New PC spec boosts computer telephony
8/03/98
By Barbara Loonam
The telecommunications equipment industry is a $150 billion business today, but 90% of the trade is built on proprietary hardware and software architectures.
Over the past few years, however, multivendor PCs have begun to penetrate every sector of the telecommunications industry. While PCs have been embraced for applications such as voice mail, interactive voice response and IP telephony gateways, users have been hesitant to use PCs for such mission-critical devices as PBXs and switches within the central office of the public switched telephone network (PSTN). For while PCs offer many benefits, including cost-effectiveness, an open development platform and high levels of scalability, they have fallen short on offering high availability.
Enter CompactPCI.
CompactPCI is an evolving specification that defines how PC components should be built to ensure high availability and hot-swappable capabilities.
For our purposes, high availability means keeping systems running by decreasing downtime during routine maintenance operations and system failures.
High-availability systems differ from fault-tolerant systems, which use redundant hardware and proprietary software to provide nonstop operation. While not guaranteeing 100% uptime, high-availability CompactPCI systems provide an improvement in service over conventional computer systems.
A number of companies are now collaborating to define how the CompactPCI specification will be implemented and deployed in telecom platforms. Other groups are looking at how to integrate the Enterprise Computer Telephony Forum (ECTF) H.100 bus and provide telecom I/O through the CompactPCI backplane.
The Telecom Interest Sub-Committee (TISC) of the PCI Industrial Computer Manufacturers Group (PICMG) was formed in April 1996. TISC's purpose was to extend the capabilities and utility of the CompactPCI system architecture to support the application needs of the computer telephony industry.
The TISC document provides CompactPCI system vendors and computer telephony board vendors with specifications that define multivendor interoperability and support the design of open standards-based components and systems.
Key features include the H.110 backplane time-division multiplexer bus, which incorporates the ECTF's H.100 bus and hot swap; rear-panel analog and digital PSTN connections; telco power and ground; physical keying of boards; and board and shelf addressing.

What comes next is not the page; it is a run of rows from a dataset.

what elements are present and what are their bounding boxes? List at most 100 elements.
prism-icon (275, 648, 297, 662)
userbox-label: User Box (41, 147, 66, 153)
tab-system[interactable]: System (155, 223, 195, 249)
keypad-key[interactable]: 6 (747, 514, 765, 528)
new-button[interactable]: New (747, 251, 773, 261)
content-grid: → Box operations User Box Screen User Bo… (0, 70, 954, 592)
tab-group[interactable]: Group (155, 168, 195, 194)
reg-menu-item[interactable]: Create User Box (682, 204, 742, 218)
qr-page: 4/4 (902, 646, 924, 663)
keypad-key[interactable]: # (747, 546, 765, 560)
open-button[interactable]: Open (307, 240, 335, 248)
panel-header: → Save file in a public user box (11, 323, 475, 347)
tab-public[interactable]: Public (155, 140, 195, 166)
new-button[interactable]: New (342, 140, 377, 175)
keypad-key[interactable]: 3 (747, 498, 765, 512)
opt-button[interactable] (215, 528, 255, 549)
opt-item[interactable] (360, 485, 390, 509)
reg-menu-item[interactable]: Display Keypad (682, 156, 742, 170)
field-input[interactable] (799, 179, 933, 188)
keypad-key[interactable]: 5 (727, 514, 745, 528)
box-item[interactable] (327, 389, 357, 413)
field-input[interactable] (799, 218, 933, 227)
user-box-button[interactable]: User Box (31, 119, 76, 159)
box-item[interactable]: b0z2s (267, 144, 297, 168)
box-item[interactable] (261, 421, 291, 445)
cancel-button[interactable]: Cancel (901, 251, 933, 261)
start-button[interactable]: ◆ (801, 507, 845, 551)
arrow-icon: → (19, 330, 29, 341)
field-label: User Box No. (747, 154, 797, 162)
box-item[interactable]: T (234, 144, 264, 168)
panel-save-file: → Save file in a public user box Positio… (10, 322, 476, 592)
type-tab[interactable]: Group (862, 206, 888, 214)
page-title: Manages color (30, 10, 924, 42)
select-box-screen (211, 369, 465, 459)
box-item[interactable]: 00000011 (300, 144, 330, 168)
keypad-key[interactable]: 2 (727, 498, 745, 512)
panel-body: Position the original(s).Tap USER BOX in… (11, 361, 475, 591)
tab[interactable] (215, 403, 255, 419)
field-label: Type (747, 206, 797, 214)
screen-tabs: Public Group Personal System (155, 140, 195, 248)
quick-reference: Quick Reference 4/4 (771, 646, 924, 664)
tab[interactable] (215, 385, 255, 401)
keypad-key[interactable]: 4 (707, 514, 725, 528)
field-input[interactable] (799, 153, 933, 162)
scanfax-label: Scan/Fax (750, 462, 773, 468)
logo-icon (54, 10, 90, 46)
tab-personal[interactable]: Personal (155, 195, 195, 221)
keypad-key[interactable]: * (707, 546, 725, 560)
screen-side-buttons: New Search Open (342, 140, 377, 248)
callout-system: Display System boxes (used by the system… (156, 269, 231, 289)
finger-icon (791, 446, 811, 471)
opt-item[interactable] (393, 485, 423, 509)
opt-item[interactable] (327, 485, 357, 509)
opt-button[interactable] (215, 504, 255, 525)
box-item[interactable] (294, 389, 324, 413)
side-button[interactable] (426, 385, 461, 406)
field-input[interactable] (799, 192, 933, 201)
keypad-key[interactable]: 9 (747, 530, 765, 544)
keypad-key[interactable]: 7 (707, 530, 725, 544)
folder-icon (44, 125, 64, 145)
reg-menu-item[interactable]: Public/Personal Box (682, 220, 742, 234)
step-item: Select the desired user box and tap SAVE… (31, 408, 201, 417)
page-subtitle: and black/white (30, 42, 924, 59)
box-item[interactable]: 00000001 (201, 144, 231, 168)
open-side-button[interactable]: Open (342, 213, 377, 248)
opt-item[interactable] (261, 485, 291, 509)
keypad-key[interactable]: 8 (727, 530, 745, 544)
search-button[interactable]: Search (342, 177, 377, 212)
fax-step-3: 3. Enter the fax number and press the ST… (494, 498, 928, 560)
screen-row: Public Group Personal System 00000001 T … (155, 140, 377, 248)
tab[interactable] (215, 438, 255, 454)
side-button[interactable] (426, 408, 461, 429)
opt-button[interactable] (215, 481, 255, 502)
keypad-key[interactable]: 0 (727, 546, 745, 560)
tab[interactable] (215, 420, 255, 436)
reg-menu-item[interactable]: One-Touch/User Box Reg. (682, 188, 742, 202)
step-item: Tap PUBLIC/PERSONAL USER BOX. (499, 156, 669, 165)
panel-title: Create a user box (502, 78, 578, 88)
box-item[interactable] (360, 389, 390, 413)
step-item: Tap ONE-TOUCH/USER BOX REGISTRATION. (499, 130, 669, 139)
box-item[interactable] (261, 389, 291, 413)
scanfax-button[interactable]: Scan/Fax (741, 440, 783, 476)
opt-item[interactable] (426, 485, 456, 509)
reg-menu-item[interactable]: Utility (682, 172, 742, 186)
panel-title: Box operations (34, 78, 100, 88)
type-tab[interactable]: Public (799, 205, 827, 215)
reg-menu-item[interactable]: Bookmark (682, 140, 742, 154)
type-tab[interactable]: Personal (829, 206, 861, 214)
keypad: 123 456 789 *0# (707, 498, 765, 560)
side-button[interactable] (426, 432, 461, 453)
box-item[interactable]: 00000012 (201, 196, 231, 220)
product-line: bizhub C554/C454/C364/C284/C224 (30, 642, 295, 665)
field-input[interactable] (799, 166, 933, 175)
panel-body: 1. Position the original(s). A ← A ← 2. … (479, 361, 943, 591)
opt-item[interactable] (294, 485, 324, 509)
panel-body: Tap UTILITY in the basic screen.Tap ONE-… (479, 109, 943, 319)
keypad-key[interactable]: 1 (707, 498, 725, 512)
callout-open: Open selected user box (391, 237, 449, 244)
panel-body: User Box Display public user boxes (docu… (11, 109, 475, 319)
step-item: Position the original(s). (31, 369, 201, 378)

The TISC collaborative effort has resulted in a rugged industrial chassis with well-established mechanical specifications that provides all of the advantages of a hot-swap industrial computer chassis while retaining compatibility with all desktop PC software.
Reducing downtime
The other major idea behind CompactPCI development and deployment is to reduce downtime in any telecommunications system. Users need to be able to replace network interface boards and digital signal processor adapters while the system remains up, or "hot." Until recently, this support was not available on PCI boards or with the Windows NT or Unix software platforms. Now there are two initiatives, PCIHot Plug and CompactPCI Hot Swap, to provide this capability.
The PCI Hot Plug specification defines the requirements for hot insertion and extraction of conventional PCI boards in server systems. Led by Compaq, the hot-plug initiative has achieved broad support from major operating system vendors, including Microsoft and Novell. Compaq and other chassis vendors are currently shipping hot- plug systems.
Hot swap defines a process for inserting and extracting boards without adversely affecting a running system. Hot-swap capability is essential during maintenance of a highly available system, but it is even more important for implementing the inevitable adds, moves and changes.
Additional work is under way to leverage the Hot Plug effort into the hot-swap technology defined in the CompactPCI Hot Swap specification.
CompactPCI Hot Swap is the latest specification for PCI-based industrial computers, and defines many features that make a PC more available. The Hot Swap subcommittee within the PICMG is working to extend the CompactPCI specification to include support for hot swap. The PICMG consortium is hashing out an extension to the standard that will let users mix and match CPU boards and backplanes from multiple vendors.
The CompactPCI Hot Swap specification is currently in final draft and is being reviewed by members of PICMG.
The arrival of CompactPCI is enabling telecom service providers to deliver new, innovative services with the reliability the telecom network requires. Companies deploying CompactPCI-based high-availability platforms will be able to meet the telecommunications infrastructure market needs for intelligent network integration, including service nodes, service control points, signal transfer points and Signaling System 7 gateways.
There is also a large demand for cost-effective, high-availability wireless CompactPCI PC packages such as wireless local loop, cellular/personal communications services/personal communications network, trunked radio and in-building wireless PBX systems. Additionally, new alternate access carriers are looking for cost-effective ways to provide telephony to the home and provide a variety of central office-grade enhanced services.